The Australian Taxation Office (ATO) has retrieved more than $500 million in taxpayer funds thanks to a four-year-long crackdown on illegal phoenixing activity by Australian business owners.
Phoenix activity is when a new business is created to continue the operations of another liquidated business, which has usually been shut down to avoid paying debts or taxes. In 2014, the ATO and the Australian National Audit Office (ANAO) founded the Phoenix Taskforce to combat this illegal activity, which comprises of 34 federal, state and territory government agencies.
The ANAO has now released its report on the efficacy of the taskforce, finding it has been largely successful in both helping the ATO retrieve tax revenue from illegally phoenixed businesses, and also collaborating with other government entities to share information about potential phoenixing cases.
The released report also issues three recommendations, which:
- suggests the taskforce provide guidance and clarity to local and international intelligence groups that investigate phoenixing activity;
- recommends the taskforce further refine its operations; and
- includes future targets for tackling phoenix activity.
The ATO agreed with all three recommendations, with deputy commissioner Will Day welcoming the report.
“We see illegal phoenix activity all over the country in many industries and locations. Illegal phoenix operators have a devastating impact on the community, including businesses, employees and contractors,” he said in a statement.
“It also means that state and federal governments can’t invest as much on initiatives that benefit all Australians.”
The ATO estimates phoenix activity costs Australia between $2.85 billion and $5.13 billion each year, with it being most prevalent within construction, labour hire, payroll services and security services.
In the report, the Phoenix Taskforce stated it was commencing a top 16 Phoenix Target operation, intended to focus on the “most egregious cases of illegal phoenix activity”. The ATO says it has also broadened its data analytics tools to focus on phoenixing business owners and warned those who may be breaking the law.
“We have developed sophisticated data matching tools to identify, manage and monitor suspected illegal phoenix operators.
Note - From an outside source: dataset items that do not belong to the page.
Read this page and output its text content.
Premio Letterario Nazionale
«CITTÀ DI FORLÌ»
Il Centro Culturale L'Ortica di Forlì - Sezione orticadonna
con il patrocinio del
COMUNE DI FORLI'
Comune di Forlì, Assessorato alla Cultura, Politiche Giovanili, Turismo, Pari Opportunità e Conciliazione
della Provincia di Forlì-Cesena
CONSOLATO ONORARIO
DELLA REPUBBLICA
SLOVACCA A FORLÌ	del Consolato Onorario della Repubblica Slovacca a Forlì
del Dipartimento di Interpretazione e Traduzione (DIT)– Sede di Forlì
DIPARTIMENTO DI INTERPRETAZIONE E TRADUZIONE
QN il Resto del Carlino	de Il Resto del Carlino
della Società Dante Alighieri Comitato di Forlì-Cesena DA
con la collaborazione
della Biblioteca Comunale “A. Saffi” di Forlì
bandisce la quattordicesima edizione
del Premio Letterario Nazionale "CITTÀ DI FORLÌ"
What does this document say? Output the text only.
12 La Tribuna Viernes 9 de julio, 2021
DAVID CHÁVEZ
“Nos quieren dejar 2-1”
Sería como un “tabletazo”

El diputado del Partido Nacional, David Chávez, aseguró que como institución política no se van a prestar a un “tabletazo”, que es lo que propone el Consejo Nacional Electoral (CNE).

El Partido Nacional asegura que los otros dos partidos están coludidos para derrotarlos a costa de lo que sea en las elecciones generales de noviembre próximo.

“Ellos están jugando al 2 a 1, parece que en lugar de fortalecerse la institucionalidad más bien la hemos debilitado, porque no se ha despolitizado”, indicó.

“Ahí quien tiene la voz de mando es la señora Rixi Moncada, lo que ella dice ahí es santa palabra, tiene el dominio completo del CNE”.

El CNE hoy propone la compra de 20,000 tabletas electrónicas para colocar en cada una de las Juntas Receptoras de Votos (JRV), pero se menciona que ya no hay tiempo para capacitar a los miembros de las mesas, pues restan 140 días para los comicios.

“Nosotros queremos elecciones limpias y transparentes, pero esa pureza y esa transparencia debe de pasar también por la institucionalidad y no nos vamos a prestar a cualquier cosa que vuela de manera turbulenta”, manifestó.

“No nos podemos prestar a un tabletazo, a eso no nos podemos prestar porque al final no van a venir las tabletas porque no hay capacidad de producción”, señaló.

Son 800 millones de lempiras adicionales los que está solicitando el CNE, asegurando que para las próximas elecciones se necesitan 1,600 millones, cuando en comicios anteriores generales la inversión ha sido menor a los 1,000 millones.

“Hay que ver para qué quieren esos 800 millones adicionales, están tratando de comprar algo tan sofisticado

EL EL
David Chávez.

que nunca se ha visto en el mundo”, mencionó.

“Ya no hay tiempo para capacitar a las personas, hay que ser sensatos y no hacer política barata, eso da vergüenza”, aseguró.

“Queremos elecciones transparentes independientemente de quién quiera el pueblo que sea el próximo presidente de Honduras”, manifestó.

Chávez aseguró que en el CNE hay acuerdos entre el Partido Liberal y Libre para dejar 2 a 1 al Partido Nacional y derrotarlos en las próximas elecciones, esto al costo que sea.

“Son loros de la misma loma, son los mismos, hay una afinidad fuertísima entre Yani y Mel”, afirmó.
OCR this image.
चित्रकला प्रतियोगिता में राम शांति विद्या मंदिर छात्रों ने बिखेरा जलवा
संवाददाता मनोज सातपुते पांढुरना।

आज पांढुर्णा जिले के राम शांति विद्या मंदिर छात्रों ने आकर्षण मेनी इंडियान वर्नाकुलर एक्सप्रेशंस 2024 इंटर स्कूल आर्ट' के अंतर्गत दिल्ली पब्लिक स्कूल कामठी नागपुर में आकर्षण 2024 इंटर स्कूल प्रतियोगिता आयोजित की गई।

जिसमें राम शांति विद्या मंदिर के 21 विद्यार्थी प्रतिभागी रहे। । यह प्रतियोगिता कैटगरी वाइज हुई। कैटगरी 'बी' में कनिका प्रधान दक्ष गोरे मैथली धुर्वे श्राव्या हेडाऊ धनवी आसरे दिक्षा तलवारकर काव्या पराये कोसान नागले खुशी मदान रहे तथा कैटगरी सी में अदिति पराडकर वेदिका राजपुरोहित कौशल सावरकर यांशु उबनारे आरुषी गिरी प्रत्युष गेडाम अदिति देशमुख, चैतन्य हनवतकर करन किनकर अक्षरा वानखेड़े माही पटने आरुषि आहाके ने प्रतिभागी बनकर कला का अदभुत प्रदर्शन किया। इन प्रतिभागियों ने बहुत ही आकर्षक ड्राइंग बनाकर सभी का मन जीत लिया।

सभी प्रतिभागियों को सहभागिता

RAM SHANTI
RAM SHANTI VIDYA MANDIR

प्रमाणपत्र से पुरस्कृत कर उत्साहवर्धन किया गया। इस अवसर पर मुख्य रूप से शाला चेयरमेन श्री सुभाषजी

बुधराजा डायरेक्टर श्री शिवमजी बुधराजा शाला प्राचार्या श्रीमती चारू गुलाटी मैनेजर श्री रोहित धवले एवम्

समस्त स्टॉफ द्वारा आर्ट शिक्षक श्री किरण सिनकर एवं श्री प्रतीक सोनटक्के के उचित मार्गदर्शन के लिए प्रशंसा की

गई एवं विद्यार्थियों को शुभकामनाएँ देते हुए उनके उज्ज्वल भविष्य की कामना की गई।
We support businesses who want to do the right thing and will deal firmly with those who choose to engage in illegal phoenix behaviour,” Day said.
The deputy commissioner also referred to a recent case where a phoenixing property developer was sentenced to six years in jail and a $1.8 million fine, saying successful prosecutions of that level were “very rewarding”.
Business owners who may be worried another business or supplier they are working with is engaging in phoenix activity should look for some key warning signs, the ATO says.
This includes the directors requesting payment to another company, changes to the company’s name and directors, but not its staff, and if they’re offering quotes significantly lower than market value.